En el transcurso de esta década la mayor parte del cine fantástico se ha decantado por dos opciones claramente opuestas: la recreación de mundos totalmente imaginarios e imposibles (no hace falta mencionar sagas tan archiconocidas como las de El señor de los anillos y los mil y uno Harry Potters, por ejemplo) o la integración del elemento fantástico en un reconocible entorno cotidiano. De ahí la proliferación de falsos documentales con trasfondo fantástico, como Monstruoso, Rec o Big Man Japan, y el punto de vista tan cercano de filmes como La guerra de los mundos y Hancock. Esta segunda tendencia se debe, con toda seguridad, a una serie de factores que se escapan de lo estrictamente cinematográfico (la repercusión mediática del 11-S, los avances tecnológicos…) pero también se nos antoja como un efecto evidente, en mayor o menor medida, del impacto que ha causado la obra de uno de los directores más influyentes del momento. Estamos hablando de M. Night Shyamalan.

Si hay algo de lo que no se puede acusar al director de origen hindú es de falta de coherencia, su filmografía se caracteriza principalmente por el tratamiento realista que ha dado a los grandes temas del cine fantástico de todos los tiempos. De ahí que encontremos en sus películas a fantasmas, superhéroes, marcianos, bosques encantados, sirenas o como es el último caso, una catástrofe planetaria. Su aproximación al fenómeno fantástico surge, y esto se hace cada vez más evidente, desde la reflexión y el escrupuloso distanciamiento, hecho que no siempre juega a su favor. La ocasión en que el director se ha mostrado más proclive a impregnarse del género, que lo ha tratado más de tú a tú y sin meter de por medio a elaborados juegos metalingüísticos, ha sido cuando el resultado ha brillado con más intensidad, El sexto sentido (1999) habla por sí sola.

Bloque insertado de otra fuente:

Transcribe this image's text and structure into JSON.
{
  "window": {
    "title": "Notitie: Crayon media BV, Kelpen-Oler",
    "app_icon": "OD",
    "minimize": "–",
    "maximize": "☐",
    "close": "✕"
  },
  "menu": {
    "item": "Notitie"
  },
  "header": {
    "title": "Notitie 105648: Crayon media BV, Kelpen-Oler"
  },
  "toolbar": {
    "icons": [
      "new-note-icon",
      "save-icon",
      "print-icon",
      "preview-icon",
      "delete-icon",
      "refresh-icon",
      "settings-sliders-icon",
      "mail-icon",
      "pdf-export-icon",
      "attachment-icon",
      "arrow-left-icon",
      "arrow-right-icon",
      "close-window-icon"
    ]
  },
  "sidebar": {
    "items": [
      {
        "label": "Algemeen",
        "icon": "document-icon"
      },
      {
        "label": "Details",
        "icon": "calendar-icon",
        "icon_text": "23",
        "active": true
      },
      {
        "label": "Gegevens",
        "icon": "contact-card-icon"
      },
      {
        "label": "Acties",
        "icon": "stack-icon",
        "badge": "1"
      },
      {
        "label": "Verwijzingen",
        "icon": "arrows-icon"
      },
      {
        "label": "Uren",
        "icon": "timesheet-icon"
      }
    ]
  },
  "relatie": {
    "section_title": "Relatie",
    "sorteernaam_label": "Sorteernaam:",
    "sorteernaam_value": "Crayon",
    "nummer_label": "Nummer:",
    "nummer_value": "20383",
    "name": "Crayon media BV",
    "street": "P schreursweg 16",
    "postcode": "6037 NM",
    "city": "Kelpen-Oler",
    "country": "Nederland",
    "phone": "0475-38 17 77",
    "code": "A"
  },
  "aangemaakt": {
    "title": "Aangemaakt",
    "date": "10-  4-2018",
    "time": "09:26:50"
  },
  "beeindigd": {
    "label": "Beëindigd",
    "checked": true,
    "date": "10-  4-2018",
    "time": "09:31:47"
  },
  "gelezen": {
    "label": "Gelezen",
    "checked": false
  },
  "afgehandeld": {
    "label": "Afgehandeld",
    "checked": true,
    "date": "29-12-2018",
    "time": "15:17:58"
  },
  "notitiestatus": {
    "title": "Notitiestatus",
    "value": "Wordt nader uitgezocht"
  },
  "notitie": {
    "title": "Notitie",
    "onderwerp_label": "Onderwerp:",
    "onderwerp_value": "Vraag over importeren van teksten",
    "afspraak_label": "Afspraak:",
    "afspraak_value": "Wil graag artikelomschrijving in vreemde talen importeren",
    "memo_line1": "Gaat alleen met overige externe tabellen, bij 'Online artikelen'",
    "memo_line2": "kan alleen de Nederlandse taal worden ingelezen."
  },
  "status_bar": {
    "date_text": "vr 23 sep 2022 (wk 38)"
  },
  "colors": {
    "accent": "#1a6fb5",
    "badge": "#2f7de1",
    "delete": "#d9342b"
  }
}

Tras rodar un par de largometrajes que gozaron de muy poca distribución comercial, Shyamalan se unió a los productores habituales de Spielberg, director con el que siente una gran afinidad, para filmar una historia de fantasmas que le abriría las puertas del Olimpo de Hollywood. La cinta fue uno de los mayores taquillazos de su momento y en ella se pueden encontrar ya la mayor parte de convencionalismos que darían una fuerte impronta personal a su cine: el realismo, el suspense, la introducción gradual del elemento sobrenatural, la inquietante atmósfera, las tensiones narrativas y, como no, el consabido final sorpresa. La cinta, además de estar repleta de multitud de pequeños detalles que la engrandecen, como ese primer plano de la huella de Cole en la mesa, o esa magnífica escena en que Malcolm dice poder adivinar lo que piensa Cole, resulta tremendamente efectiva y funcional. Puro cine de suspense con escenas de gran calado terrorífico.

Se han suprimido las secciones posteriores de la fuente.